Figure 8 : différents types de coping issus de la théorie de Schwarzer et Knoll (2002) selon l’axe de certitudes et en fonction du temps.

Cette théorie dessine de nombreux liens avec le concept d’auto-efficacité (Bandura, 1997). En effet, sur le plan réactionnel, l’individu doit développer une croyance positive concernant sa capacité à faire face à une situation. Sur le plan anticipatoire, l’individu doit disposer de capacités à faire face avec succès à une situation. Sur le plan préventif, l’individu doit être capable d’initier seul et de planifier des actions de prévention. Sur le plan proactif, l’individu doit être capable de mettre en œuvre et de maintenir des actions et ce, malgré les difficultés.
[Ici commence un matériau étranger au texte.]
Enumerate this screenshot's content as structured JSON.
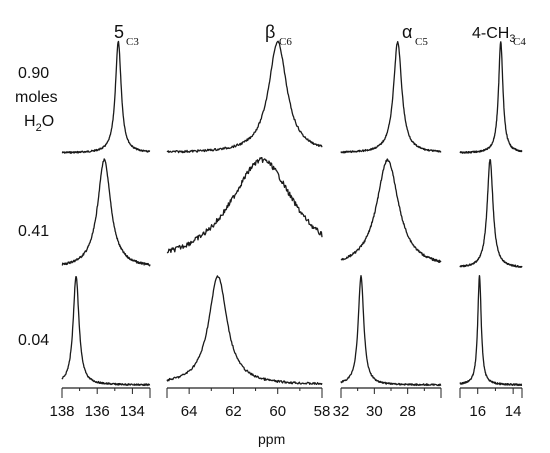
{
  "chart_data": {
    "type": "line",
    "xlabel": "ppm",
    "row_labels": [
      [
        "0.90",
        "moles",
        "H",
        "2",
        "O"
      ],
      [
        "0.41"
      ],
      [
        "0.04"
      ]
    ],
    "panels": [
      {
        "label": "5",
        "label_sub": "",
        "carbon": "C3",
        "xlim": [
          138,
          133
        ],
        "ticks": [
          "138",
          "136",
          "134"
        ],
        "tick_values": [
          138,
          136,
          134
        ],
        "peaks": [
          {
            "row": "0.90",
            "center_ppm": 134.8,
            "width_ppm": 0.2
          },
          {
            "row": "0.41",
            "center_ppm": 135.6,
            "width_ppm": 0.45
          },
          {
            "row": "0.04",
            "center_ppm": 137.2,
            "width_ppm": 0.2
          }
        ]
      },
      {
        "label": "β",
        "label_sub": "",
        "carbon": "C6",
        "xlim": [
          65,
          58
        ],
        "ticks": [
          "64",
          "62",
          "60",
          "58"
        ],
        "tick_values": [
          64,
          62,
          60,
          58
        ],
        "peaks": [
          {
            "row": "0.90",
            "center_ppm": 60.0,
            "width_ppm": 0.5
          },
          {
            "row": "0.41",
            "center_ppm": 60.7,
            "width_ppm": 1.8
          },
          {
            "row": "0.04",
            "center_ppm": 62.7,
            "width_ppm": 0.5
          }
        ]
      },
      {
        "label": "α",
        "label_sub": "",
        "carbon": "C5",
        "xlim": [
          32,
          26
        ],
        "ticks": [
          "32",
          "30",
          "28"
        ],
        "tick_values": [
          32,
          30,
          28
        ],
        "peaks": [
          {
            "row": "0.90",
            "center_ppm": 28.6,
            "width_ppm": 0.3
          },
          {
            "row": "0.41",
            "center_ppm": 29.2,
            "width_ppm": 0.8
          },
          {
            "row": "0.04",
            "center_ppm": 30.8,
            "width_ppm": 0.2
          }
        ]
      },
      {
        "label": "4-CH",
        "label_sub": "3",
        "carbon": "C4",
        "xlim": [
          17,
          13.5
        ],
        "ticks": [
          "16",
          "14"
        ],
        "tick_values": [
          16,
          14
        ],
        "peaks": [
          {
            "row": "0.90",
            "center_ppm": 14.7,
            "width_ppm": 0.15
          },
          {
            "row": "0.41",
            "center_ppm": 15.3,
            "width_ppm": 0.2
          },
          {
            "row": "0.04",
            "center_ppm": 15.9,
            "width_ppm": 0.12
          }
        ]
      }
    ]
  }
}
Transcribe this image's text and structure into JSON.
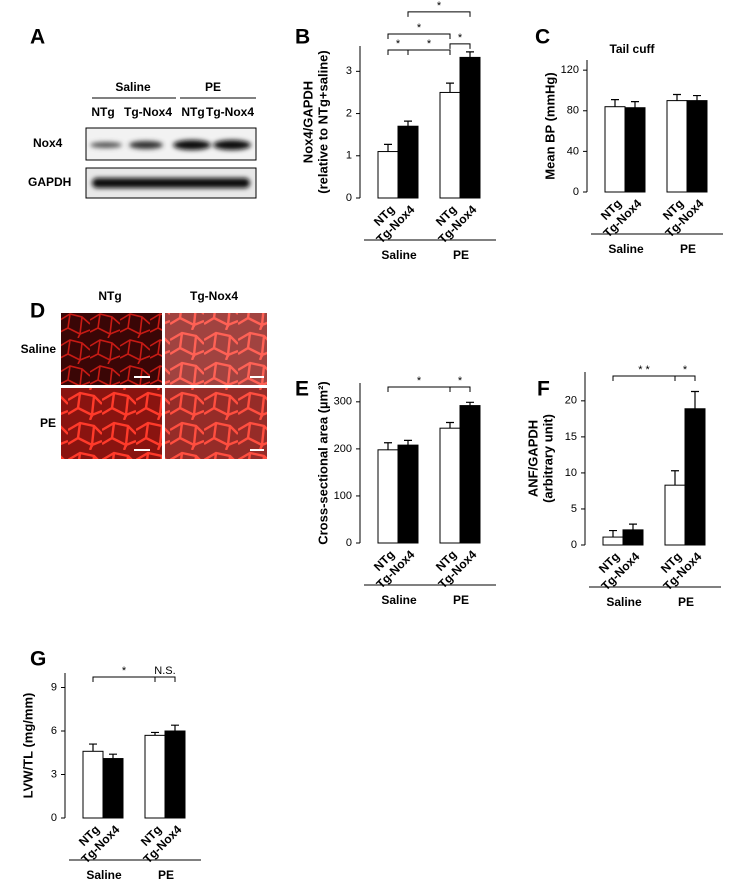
{
  "panel_a": {
    "letter": "A",
    "groups": [
      "Saline",
      "PE"
    ],
    "lanes": [
      "NTg",
      "Tg-Nox4",
      "NTg",
      "Tg-Nox4"
    ],
    "rows": [
      "Nox4",
      "GAPDH"
    ]
  },
  "panel_d": {
    "letter": "D",
    "columns": [
      "NTg",
      "Tg-Nox4"
    ],
    "rows": [
      "Saline",
      "PE"
    ]
  },
  "chart_data": [
    {
      "type": "bar",
      "letter": "B",
      "ylabel": [
        "Nox4/GAPDH",
        "(relative to NTg+saline)"
      ],
      "categories": [
        "NTg",
        "Tg-Nox4",
        "NTg",
        "Tg-Nox4"
      ],
      "groups": [
        "Saline",
        "PE"
      ],
      "values": [
        1.1,
        1.7,
        2.5,
        3.33
      ],
      "errors": [
        0.17,
        0.12,
        0.22,
        0.13
      ],
      "bar_colors": [
        "#ffffff",
        "#000000",
        "#ffffff",
        "#000000"
      ],
      "ylim": [
        0,
        3.6
      ],
      "yticks": [
        0,
        1,
        2,
        3
      ],
      "significance": [
        {
          "from": 0,
          "to": 1,
          "label": "*"
        },
        {
          "from": 1,
          "to": 2,
          "label": "*"
        },
        {
          "from": 0,
          "to": 2,
          "label": "*"
        },
        {
          "from": 2,
          "to": 3,
          "label": "*"
        },
        {
          "from": 1,
          "to": 3,
          "label": "*"
        }
      ]
    },
    {
      "type": "bar",
      "letter": "C",
      "title": "Tail cuff",
      "ylabel": [
        "Mean BP (mmHg)"
      ],
      "categories": [
        "NTg",
        "Tg-Nox4",
        "NTg",
        "Tg-Nox4"
      ],
      "groups": [
        "Saline",
        "PE"
      ],
      "values": [
        84,
        83,
        90,
        90
      ],
      "errors": [
        7,
        6,
        6,
        5
      ],
      "bar_colors": [
        "#ffffff",
        "#000000",
        "#ffffff",
        "#000000"
      ],
      "ylim": [
        0,
        130
      ],
      "yticks": [
        0,
        40,
        80,
        120
      ],
      "significance": []
    },
    {
      "type": "bar",
      "letter": "E",
      "ylabel": [
        "Cross-sectional area (µm²)"
      ],
      "categories": [
        "NTg",
        "Tg-Nox4",
        "NTg",
        "Tg-Nox4"
      ],
      "groups": [
        "Saline",
        "PE"
      ],
      "values": [
        198,
        208,
        244,
        292
      ],
      "errors": [
        15,
        10,
        12,
        7
      ],
      "bar_colors": [
        "#ffffff",
        "#000000",
        "#ffffff",
        "#000000"
      ],
      "ylim": [
        0,
        340
      ],
      "yticks": [
        0,
        100,
        200,
        300
      ],
      "significance": [
        {
          "from": 0,
          "to": 2,
          "label": "*"
        },
        {
          "from": 2,
          "to": 3,
          "label": "*"
        }
      ]
    },
    {
      "type": "bar",
      "letter": "F",
      "ylabel": [
        "ANF/GAPDH",
        "(arbitrary unit)"
      ],
      "categories": [
        "NTg",
        "Tg-Nox4",
        "NTg",
        "Tg-Nox4"
      ],
      "groups": [
        "Saline",
        "PE"
      ],
      "values": [
        1.1,
        2.1,
        8.3,
        18.9
      ],
      "errors": [
        0.9,
        0.8,
        2.0,
        2.4
      ],
      "bar_colors": [
        "#ffffff",
        "#000000",
        "#ffffff",
        "#000000"
      ],
      "ylim": [
        0,
        24
      ],
      "yticks": [
        0,
        5,
        10,
        15,
        20
      ],
      "significance": [
        {
          "from": 0,
          "to": 2,
          "label": "* *"
        },
        {
          "from": 2,
          "to": 3,
          "label": "*"
        }
      ]
    },
    {
      "type": "bar",
      "letter": "G",
      "ylabel": [
        "LVW/TL (mg/mm)"
      ],
      "categories": [
        "NTg",
        "Tg-Nox4",
        "NTg",
        "Tg-Nox4"
      ],
      "groups": [
        "Saline",
        "PE"
      ],
      "values": [
        4.6,
        4.1,
        5.7,
        6.0
      ],
      "errors": [
        0.5,
        0.3,
        0.2,
        0.4
      ],
      "bar_colors": [
        "#ffffff",
        "#000000",
        "#ffffff",
        "#000000"
      ],
      "ylim": [
        0,
        10
      ],
      "yticks": [
        0,
        3,
        6,
        9
      ],
      "significance": [
        {
          "from": 0,
          "to": 2,
          "label": "*"
        },
        {
          "from": 2,
          "to": 3,
          "label": "N.S."
        }
      ]
    }
  ]
}
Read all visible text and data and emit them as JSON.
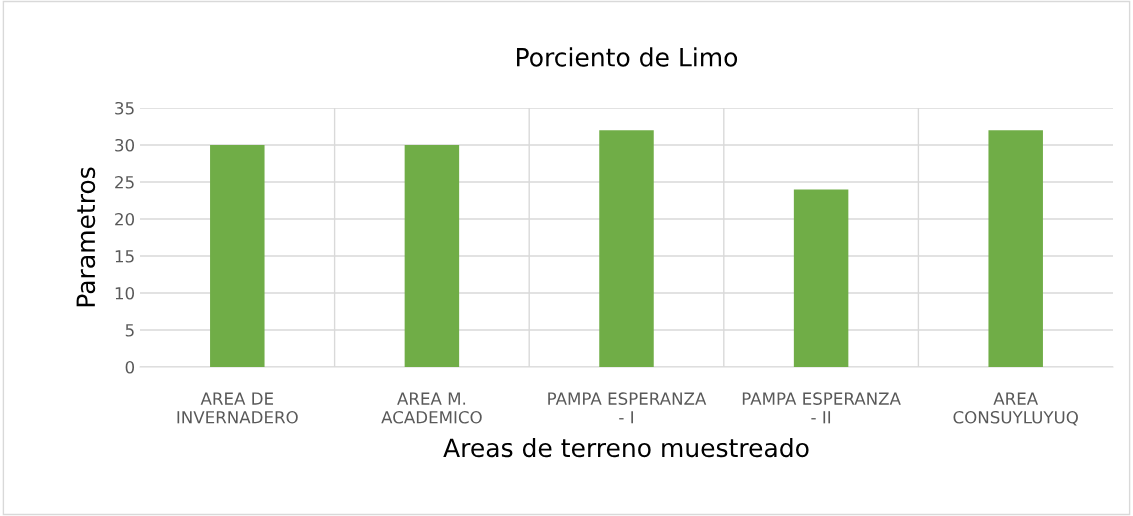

Dans ces nouvelles conceptions, le coping peut ainsi être mis en place avant l’apparition d’une situation menaçante, voire même dans une situation qui ne l’est pas, puisqu’il repose sur une bonne maîtrise des demandes et sur la recherche de sens attribuable à

la situation (Folkman & Moskowitz, 2000). De plus, sous l’impulsion de la psychologie positive, les modèles récents du stress ont montré que les affects négatifs et positifs peuvent coexister (Affleck & Tennen, 1996). Enfin, dans le même ordre d’idées, Folkman (1997) diversifie sa conception des coping en incluant le coping par réévaluation positive et l’infiltration d’événements positifs. Mettant en place un coping par réévaluation positive, l’individu reformule la situation problématique afin de la rendre positive ; ce coping est donc relativement proche du coping anticipatoire mais il est opéré à l’instant T. L’infiltration d’événements positifs correspond à la mobilisation d’événements habituels positifs qui, intégrés à la situation difficile, apportent un certain réconfort à l’individu. Ainsi, même si l’évaluation initiale est défavorable, des émotions positives peuvent émerger (Figure 9).

Figure 9 : modèle transactionnel du stress révisé par Folkman (1997 ; schéma tiré de Graziani & Swendsen, 2004).

En résumé

Selon Lazarus et Folkman (1984), l’évaluation d’une situation repose sur une évaluation primaire (pertinence et valence) et une évaluation secondaire (ressources et coping) effectuées en parallèle.

En fonction de la pertinence, de la certitude et du caractère potentiellement menaçant de la situation, des émotions, négatives mais aussi positives, émergent.

Les situations de conduite automobile et les ressentis associés semblent être interprétables par le modèle des évaluations.

Les stratégies d’ajustement peuvent être centrées sur le problème ou sur les émotions mais aussi être de nature réactionnelle, préventive, anticipatoire et proactive.

Même face à une situation négative pour l’individu, celui-ci peut mettre en œuvre des stratégies d’ajustement entraînant des émotions positives.